A month after Rayyan was killed, NYT reporter James Bennet wrote in The Atlantic about an interview he had of Rayyan a few years earlier, showing his twisted and hateful worldview. But as I wrote at the time, Bennet never seemed to have published the details of that interview while Rayyan was alive.
Could it be because the New York Times wanted to keep the fiction alive that there was a difference between Hamas terrorists and its "political" wing?
Jeffrey Goldberg had interviewed Rayyan as well in 2006 and published details after his death (I don't know if he had printed this at the time):
Periodically, advocates of negotiation suggest that the hostility toward Jews expressed by Hamas is somehow mutable. But in years of listening, I haven’t heard much to suggest that its anti-Semitism is insincere. Like Hezbollah, Hamas believes that God is opposed to a Jewish state in Palestine. Both groups are rhetorically pitiless, though, again, Hamas sometimes appears to follow the lead of Hezbollah.
...Nizar Rayyan expressed much the same sentiment the night we spoke in 2006. We had been discussing a passage of the Koran that suggests that God turns a group of impious Jews into apes and pigs. The Hezbollah leader, Hassan Nasrallah, among others, has deployed this passage in his speeches. Once, at a rally in Beirut, he said: “We shout in the face of the killers of prophets and the descendants of the apes and pigs: We hope we will not see you next year. The shout remains, ‘Death to Israel!’”
Mr. Rayyan said that, technically, Mr. Nasrallah was mistaken. “Allah changed disobedient Jews into apes and pigs, it is true, but he specifically said these apes and pigs did not have the ability to reproduce,” Mr. Rayyan said. “So it is not literally true that Jews today are descended from pigs and apes, but it is true that some of the ancestors of Jews were transformed into pigs and apes, and it is true that Allah continually makes the Jews pay for their crimes in many different ways. They are a cursed people.”
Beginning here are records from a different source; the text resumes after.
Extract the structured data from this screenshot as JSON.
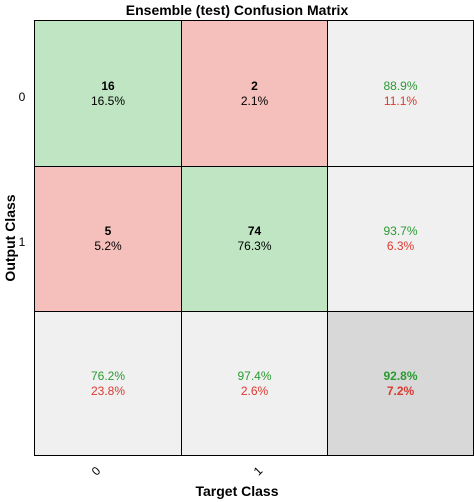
{
  "chart_data": {
    "type": "heatmap",
    "title": "Ensemble (test) Confusion Matrix",
    "xlabel": "Target Class",
    "ylabel": "Output Class",
    "x_tick_labels": [
      "0",
      "1"
    ],
    "y_tick_labels": [
      "0",
      "1"
    ],
    "cells": [
      [
        {
          "count": "16",
          "percent": "16.5%",
          "correct": true
        },
        {
          "count": "2",
          "percent": "2.1%",
          "correct": false
        }
      ],
      [
        {
          "count": "5",
          "percent": "5.2%",
          "correct": false
        },
        {
          "count": "74",
          "percent": "76.3%",
          "correct": true
        }
      ]
    ],
    "row_summary": [
      {
        "correct_pct": "88.9%",
        "error_pct": "11.1%"
      },
      {
        "correct_pct": "93.7%",
        "error_pct": "6.3%"
      }
    ],
    "col_summary": [
      {
        "correct_pct": "76.2%",
        "error_pct": "23.8%"
      },
      {
        "correct_pct": "97.4%",
        "error_pct": "2.6%"
      }
    ],
    "overall": {
      "correct_pct": "92.8%",
      "error_pct": "7.2%"
    },
    "colors": {
      "correct_cell": "#bfe5c3",
      "incorrect_cell": "#f5c0bb",
      "summary_cell": "#f0f0f0",
      "overall_cell": "#d8d8d8",
      "correct_text": "#2a9a32",
      "error_text": "#d93a30"
    }
  }
}
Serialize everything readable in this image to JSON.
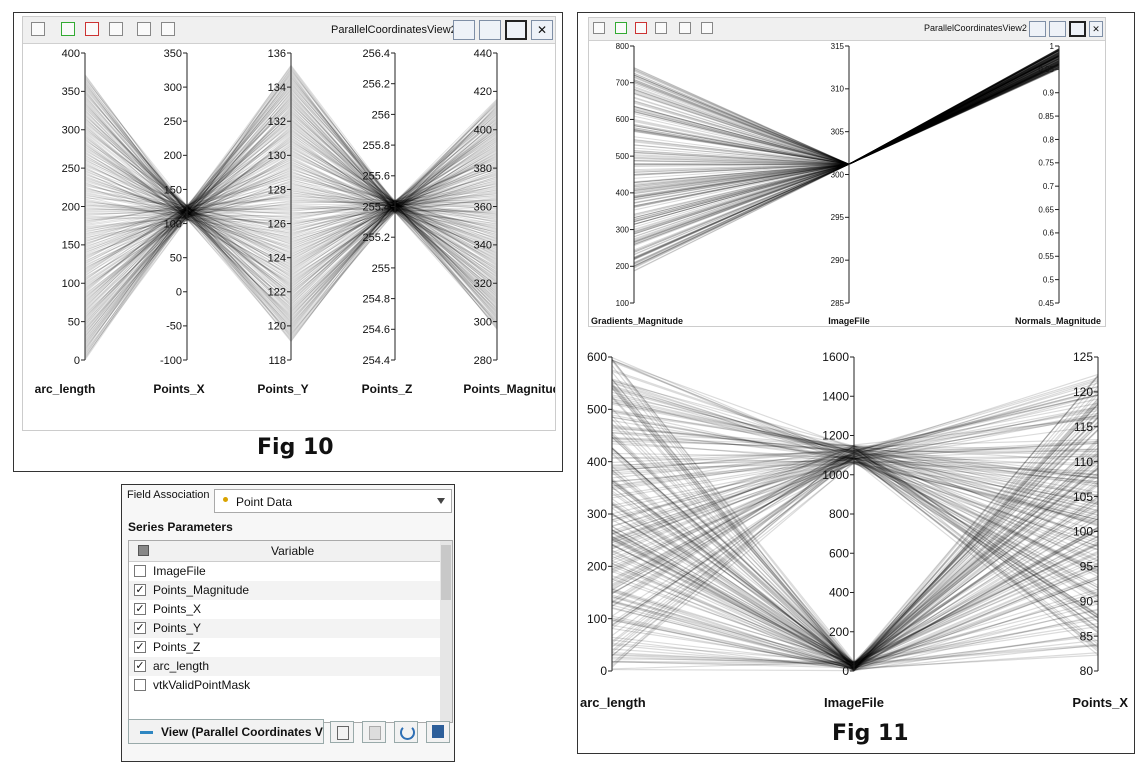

I asked him the question I always ask of Hamas leaders: Could you agree to anything more than a tactical cease-fire with Israel? I felt slightly ridiculous asking: A man who believes that God every now and again transforms Jews into pigs and apes might not be the most obvious candidate for peace talks at Camp David. Mr. Rayyan answered the question as I thought he would, saying that a long-term cease-fire would be unnecessary, because it will not take long for the forces of Islam to eradicate Israel.